MANHATTAN, Kan. – Alicia Ratay scored nine of her 20 points in a 15-0 second-half run that sent 11th-seeded Notre Dame to a 59-47 victory over Arizona on Sunday night in the first round of the East Regional.

Notre Dame (20-10) frustrated sixth-seeded Arizona and its 6-foot-5 freshman center, Shawntinice Polk, with a collapsing zone defense and moved into a second-round game Tuesday night against the Kansas State-Harvard winner.

Courtney LaVere added 15 points for the Irish, who survived a poor game by season scoring leader Jacqueline Batteast. Batteast never got untracked and scored only three points on 1-for-16 shooting.

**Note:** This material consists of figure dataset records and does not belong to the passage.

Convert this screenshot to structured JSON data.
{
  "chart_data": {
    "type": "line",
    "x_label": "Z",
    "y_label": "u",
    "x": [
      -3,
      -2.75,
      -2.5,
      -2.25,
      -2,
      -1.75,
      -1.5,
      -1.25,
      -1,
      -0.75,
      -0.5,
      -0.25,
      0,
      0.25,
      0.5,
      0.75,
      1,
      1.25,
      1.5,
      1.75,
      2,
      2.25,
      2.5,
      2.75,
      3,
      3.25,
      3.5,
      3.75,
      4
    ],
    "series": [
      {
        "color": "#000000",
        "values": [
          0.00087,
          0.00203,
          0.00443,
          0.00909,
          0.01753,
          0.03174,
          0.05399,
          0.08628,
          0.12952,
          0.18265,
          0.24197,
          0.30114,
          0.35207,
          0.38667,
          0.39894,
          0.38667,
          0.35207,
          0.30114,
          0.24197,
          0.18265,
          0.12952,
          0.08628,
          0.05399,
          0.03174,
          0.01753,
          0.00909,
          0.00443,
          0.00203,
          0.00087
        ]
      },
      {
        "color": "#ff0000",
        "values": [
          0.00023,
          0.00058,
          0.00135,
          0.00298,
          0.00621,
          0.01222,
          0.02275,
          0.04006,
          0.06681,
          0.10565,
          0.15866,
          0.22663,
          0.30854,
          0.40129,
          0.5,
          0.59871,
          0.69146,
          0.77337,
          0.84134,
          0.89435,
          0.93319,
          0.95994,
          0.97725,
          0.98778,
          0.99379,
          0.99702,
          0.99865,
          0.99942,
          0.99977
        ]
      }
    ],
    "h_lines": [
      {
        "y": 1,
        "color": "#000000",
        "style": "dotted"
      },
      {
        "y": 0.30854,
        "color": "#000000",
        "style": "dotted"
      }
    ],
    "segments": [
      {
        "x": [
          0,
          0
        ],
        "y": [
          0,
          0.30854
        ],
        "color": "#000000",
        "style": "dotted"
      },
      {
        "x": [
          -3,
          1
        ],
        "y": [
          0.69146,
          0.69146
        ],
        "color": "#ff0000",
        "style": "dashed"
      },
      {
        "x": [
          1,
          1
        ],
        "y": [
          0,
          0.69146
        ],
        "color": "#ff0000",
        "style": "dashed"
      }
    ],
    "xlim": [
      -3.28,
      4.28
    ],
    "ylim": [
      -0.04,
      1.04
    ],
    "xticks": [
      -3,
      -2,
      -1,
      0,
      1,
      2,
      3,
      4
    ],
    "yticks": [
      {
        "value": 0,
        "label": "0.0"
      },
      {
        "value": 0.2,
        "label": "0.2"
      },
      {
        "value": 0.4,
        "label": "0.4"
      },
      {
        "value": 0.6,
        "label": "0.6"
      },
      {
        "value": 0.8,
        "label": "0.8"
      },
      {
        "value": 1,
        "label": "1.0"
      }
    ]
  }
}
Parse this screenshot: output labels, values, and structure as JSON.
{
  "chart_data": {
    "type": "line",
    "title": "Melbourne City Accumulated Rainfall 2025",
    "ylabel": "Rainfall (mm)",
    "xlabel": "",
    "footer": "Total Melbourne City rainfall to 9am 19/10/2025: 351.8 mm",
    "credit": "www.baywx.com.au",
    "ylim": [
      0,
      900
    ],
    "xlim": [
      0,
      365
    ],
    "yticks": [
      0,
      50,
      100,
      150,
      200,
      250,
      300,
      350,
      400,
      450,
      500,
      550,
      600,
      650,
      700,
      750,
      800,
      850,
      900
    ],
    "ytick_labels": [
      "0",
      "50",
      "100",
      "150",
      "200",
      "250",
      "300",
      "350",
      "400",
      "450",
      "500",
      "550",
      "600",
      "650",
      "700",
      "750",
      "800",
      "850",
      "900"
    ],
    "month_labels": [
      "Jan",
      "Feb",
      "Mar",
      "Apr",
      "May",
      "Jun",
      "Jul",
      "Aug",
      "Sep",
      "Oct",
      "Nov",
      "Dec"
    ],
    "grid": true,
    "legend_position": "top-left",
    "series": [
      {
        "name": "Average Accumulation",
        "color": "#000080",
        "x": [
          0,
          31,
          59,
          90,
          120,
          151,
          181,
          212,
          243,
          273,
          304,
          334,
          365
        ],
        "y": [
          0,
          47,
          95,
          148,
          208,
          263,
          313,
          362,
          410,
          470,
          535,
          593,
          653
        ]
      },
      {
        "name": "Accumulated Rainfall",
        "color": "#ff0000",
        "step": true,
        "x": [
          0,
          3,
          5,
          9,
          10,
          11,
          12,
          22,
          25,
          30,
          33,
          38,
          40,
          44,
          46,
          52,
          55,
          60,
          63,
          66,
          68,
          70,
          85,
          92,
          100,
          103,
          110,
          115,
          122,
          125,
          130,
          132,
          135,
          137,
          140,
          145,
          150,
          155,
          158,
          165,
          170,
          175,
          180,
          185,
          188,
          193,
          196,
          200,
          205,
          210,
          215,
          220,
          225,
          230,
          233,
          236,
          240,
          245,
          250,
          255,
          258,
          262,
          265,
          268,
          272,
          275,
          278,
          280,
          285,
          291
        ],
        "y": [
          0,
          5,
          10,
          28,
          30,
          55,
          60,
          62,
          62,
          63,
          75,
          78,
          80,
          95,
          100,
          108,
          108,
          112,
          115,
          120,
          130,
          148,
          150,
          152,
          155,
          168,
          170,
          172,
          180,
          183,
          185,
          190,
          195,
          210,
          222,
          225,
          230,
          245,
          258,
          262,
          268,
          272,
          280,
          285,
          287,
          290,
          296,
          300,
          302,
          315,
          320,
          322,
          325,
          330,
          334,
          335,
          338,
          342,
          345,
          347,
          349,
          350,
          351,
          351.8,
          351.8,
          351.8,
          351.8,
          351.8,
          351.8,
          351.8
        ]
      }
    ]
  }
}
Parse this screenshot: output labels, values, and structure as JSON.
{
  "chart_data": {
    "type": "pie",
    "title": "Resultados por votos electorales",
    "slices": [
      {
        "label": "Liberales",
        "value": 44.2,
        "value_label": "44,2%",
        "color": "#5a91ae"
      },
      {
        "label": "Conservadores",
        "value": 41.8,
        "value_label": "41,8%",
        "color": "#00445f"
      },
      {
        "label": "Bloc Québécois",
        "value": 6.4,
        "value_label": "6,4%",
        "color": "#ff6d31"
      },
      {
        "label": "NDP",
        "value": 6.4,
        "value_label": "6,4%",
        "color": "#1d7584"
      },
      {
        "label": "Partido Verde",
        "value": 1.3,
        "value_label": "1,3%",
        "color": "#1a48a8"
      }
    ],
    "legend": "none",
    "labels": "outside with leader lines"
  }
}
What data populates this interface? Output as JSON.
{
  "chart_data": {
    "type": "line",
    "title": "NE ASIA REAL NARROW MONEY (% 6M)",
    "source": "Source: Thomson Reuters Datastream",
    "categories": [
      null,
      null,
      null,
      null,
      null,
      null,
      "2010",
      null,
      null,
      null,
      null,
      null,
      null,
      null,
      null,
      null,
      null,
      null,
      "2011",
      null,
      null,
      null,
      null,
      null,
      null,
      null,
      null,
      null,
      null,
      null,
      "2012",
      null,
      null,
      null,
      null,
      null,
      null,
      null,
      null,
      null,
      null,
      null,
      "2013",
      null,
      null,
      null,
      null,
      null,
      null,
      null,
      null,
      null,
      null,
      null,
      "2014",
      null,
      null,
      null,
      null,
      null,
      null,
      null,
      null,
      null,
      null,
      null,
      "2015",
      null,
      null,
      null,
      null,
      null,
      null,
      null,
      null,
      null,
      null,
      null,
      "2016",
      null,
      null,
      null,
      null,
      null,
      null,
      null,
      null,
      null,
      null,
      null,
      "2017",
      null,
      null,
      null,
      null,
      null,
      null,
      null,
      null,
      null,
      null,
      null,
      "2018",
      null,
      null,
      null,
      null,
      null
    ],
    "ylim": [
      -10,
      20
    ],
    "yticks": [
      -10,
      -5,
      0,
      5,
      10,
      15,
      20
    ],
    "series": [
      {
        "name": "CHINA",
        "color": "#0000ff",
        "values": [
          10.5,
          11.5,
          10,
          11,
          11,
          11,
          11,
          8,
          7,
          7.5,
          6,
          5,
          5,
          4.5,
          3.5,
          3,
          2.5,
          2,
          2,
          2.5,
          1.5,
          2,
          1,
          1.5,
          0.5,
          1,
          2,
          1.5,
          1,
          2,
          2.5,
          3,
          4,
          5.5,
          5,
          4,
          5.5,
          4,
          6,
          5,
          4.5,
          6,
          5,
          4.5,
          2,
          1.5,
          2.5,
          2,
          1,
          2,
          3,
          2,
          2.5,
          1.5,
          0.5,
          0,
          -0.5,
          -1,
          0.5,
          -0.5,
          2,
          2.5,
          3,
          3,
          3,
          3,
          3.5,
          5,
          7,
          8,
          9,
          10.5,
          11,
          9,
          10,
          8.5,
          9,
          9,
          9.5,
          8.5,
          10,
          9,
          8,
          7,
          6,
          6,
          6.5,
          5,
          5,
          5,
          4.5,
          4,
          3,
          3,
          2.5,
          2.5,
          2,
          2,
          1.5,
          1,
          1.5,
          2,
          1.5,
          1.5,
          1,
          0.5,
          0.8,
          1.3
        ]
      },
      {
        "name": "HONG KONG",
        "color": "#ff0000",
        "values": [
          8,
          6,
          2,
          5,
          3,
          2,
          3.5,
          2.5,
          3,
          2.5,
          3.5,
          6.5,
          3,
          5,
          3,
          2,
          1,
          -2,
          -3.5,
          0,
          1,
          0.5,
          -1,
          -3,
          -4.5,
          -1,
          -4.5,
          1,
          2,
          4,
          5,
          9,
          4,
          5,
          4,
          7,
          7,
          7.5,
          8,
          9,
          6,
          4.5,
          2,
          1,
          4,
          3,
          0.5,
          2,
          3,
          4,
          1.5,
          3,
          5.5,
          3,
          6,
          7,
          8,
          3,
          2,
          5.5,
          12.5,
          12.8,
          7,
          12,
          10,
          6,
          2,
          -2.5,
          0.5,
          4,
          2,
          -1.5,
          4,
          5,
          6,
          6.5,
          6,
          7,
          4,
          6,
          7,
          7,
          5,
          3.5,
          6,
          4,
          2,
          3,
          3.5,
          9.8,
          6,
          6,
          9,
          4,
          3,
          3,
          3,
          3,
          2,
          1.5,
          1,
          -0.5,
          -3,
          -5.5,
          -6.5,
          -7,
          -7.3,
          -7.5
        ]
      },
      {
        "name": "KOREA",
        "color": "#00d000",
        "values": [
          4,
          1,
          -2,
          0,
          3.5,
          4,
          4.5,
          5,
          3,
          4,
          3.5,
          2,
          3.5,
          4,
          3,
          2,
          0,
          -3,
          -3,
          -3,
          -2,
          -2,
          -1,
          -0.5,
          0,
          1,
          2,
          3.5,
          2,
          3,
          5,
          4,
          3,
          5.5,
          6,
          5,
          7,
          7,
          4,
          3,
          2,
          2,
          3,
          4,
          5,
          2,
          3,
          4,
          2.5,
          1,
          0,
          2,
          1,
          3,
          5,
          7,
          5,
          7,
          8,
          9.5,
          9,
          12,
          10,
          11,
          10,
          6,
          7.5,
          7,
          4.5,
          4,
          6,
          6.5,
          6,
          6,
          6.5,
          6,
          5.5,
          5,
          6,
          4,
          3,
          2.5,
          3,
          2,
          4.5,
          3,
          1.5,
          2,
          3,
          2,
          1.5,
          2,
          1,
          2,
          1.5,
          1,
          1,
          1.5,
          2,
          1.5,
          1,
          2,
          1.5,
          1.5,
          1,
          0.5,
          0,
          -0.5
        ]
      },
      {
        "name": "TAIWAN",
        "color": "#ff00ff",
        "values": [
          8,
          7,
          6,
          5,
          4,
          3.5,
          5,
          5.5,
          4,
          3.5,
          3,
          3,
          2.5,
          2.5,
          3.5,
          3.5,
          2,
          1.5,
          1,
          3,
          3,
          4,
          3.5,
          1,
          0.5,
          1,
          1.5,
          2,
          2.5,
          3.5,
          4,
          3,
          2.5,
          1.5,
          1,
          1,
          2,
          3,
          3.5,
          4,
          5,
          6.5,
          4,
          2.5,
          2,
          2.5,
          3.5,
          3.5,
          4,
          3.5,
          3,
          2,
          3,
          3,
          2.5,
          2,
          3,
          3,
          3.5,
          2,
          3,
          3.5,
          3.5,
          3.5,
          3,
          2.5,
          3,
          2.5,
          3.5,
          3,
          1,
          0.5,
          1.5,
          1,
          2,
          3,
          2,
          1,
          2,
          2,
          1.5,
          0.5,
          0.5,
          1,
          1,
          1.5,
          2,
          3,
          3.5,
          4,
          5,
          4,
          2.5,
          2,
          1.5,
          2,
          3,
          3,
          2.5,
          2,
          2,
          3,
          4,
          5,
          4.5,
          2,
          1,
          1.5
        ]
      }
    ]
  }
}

Arizona (22-9) shot a season-low 23.3 percent (17-of-73) and that played right into Notre Dame’s hands. The Irish didn’t have to extend their defense and were able to keep two or three defenders around Polk, who had 14 points and 16 rebounds but was only 4-of-14 from the field.

Krista Warren led Arizona with 17 points and grabbed 13 rebounds, not enough to keep coach Joan Bonvicini from losing in the first round for the first time in 14 NCAA tournament appearances.

Notre Dame was struggling to score and trailed 37-34 with 12 minutes left when Ratay, who had been scoreless in the Irish’s last game, got her team going.

Ratay hit a 3-pointer from the left side to tie it, then made a free throw to put the Irish ahead and the lead grew from there. Ratay nailed a 3 from the right side, Teresa Borton scored on a hook in the lane and Ratay sank two free throws.

Two straight baskets inside by LaVere made it 49-37 with 4:48 left and finished the run. Arizona went scoreless for 8? minutes and never got closer than nine the rest of the way.

Arizona had last played on March 10 and Notre Dame had been idle since March 9. The effects of the long layoffs showed as both teams shot poorly, were careless with the ball and generally were ineffective on offense for long stretches.

Much of the game was a series of wild misses from point-blank range and airballs from the perimeter. Arizona’s frustration came to a head late in the game when Dee-Dee Wheeler, who was 3-for-20, had to hoist up a 40-footer that fell well short to try to beat the shot clock.

Notre Dame scored the final six points of the first half to take a 23-21 lead, but Arizona went back ahead at 25-23 on rare baskets by Wheeler and Polk early in the second half. There were four more lead changes before Ratay, who had only four points at halftime, started her surge.